Um jovem, sentado no chão de terra seca,

toca uma triste melodia no seu violão velho,

de cordas cansadas e cravas quebradas.

Alguns deixam o profeta de lado

e rodeiam o moço do violão.

Balconistas, prostitutas, tanta gente comum, trabalhadores.

O rapaz solta a voz:

- Minha gente que aqui se ajunta

Que não enxerga nem mesmo pergunta

Digo que não vim causar tumulto.

Tenho cá nesta cabeça

Muito verso, pouco assunto.

Lá na minha terra, o que se tem é o de sempre.
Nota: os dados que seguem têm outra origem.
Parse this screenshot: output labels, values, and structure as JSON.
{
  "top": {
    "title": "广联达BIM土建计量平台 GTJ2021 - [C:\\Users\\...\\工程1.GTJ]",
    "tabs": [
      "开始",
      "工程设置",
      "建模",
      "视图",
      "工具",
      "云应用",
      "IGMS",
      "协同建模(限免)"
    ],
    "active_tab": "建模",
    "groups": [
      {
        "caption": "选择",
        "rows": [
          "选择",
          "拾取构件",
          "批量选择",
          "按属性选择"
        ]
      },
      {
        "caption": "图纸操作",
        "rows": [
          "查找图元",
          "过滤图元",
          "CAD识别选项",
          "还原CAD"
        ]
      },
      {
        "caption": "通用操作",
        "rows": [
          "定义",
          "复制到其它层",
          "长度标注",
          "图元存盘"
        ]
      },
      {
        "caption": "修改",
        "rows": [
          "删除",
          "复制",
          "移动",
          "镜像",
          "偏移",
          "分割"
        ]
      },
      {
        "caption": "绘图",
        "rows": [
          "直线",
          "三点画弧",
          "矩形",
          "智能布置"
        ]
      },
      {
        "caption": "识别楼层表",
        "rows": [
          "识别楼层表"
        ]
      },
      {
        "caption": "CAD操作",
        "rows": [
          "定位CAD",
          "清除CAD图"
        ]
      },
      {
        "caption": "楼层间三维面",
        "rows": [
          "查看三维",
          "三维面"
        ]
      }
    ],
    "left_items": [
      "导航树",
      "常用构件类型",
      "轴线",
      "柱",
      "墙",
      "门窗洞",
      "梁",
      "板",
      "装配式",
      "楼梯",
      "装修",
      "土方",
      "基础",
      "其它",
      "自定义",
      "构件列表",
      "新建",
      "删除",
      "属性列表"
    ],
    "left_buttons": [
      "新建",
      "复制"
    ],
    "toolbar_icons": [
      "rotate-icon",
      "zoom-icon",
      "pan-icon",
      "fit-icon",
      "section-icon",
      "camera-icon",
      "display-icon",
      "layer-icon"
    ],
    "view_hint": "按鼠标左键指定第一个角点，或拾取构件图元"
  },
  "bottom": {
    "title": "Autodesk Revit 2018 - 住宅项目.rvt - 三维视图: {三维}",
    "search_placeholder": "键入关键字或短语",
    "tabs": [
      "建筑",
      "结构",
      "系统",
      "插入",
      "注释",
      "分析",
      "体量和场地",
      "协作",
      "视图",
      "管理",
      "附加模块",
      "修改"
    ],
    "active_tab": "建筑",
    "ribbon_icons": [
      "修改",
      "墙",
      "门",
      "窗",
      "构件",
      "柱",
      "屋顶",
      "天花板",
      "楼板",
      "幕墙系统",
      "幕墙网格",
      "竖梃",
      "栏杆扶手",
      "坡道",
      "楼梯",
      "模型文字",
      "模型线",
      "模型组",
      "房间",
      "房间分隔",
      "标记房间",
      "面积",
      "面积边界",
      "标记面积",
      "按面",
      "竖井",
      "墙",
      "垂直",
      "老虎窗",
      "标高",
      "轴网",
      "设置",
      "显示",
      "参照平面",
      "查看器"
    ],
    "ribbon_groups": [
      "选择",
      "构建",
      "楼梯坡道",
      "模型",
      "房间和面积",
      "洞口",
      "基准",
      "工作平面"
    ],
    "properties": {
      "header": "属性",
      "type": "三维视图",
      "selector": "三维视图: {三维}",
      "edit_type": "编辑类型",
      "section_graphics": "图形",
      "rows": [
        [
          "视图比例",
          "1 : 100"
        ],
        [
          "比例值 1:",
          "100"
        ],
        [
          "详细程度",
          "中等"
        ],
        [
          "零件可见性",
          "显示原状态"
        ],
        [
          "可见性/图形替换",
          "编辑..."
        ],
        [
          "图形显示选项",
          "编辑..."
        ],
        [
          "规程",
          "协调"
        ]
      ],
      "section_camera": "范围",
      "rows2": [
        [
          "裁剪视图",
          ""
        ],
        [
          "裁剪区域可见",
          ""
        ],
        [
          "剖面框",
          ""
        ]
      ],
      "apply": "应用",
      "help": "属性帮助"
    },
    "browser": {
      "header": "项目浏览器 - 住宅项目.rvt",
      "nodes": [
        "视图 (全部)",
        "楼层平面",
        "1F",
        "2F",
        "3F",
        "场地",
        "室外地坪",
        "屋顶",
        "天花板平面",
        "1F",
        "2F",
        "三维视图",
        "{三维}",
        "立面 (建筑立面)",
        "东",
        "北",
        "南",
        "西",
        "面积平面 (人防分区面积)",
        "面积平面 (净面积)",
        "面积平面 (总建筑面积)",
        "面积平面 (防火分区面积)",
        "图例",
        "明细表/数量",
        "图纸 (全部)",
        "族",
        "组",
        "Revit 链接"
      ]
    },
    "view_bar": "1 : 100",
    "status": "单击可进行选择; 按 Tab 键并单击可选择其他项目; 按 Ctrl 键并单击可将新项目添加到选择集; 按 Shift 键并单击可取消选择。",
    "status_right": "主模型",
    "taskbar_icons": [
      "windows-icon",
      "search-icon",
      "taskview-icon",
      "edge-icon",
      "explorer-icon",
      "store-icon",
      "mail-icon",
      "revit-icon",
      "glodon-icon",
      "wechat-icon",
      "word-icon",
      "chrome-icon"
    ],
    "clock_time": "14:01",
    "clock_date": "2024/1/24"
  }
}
Ninguém tem mais do que antes,

nem é triste nem contente.

Mas aqui, quando cheguei,

vi todo mundo diferente.

Tanta gente infeliz,

Mas que empina o nariz,

maquiando o semblante.

É muita pessoa muda,

mas que conversa com máquina e bicho.

Ou será que é gente surda?

Eu questiono, deixa disso!

Vim pra cá pensando alto,

mas tomado de assalto,

vi o erro que cometi.

Hoje eu quero minha passagem,

pois muito já sofri.

Nesta terra de trairagem,

onde amigo é miragem,

gente séria malandragem,

oh, me deixem sair daqui.

Depois de muito aplauso,

todo mundo se dispersa.

Já vai anoitecendo,

nesta cidade que não se cansa.

O orador se recolheu no seu templo,

O rapaz dividiu um banco de praça

com o mesmo senhor que lá passou o dia.

Os olhinhos infantis agora descansam,

num quarto aconchegante.

Algumas crianças ainda trabalham,

em tarefas de baixo brilho.

Carros ainda correm, carregando a mesma gente miúda.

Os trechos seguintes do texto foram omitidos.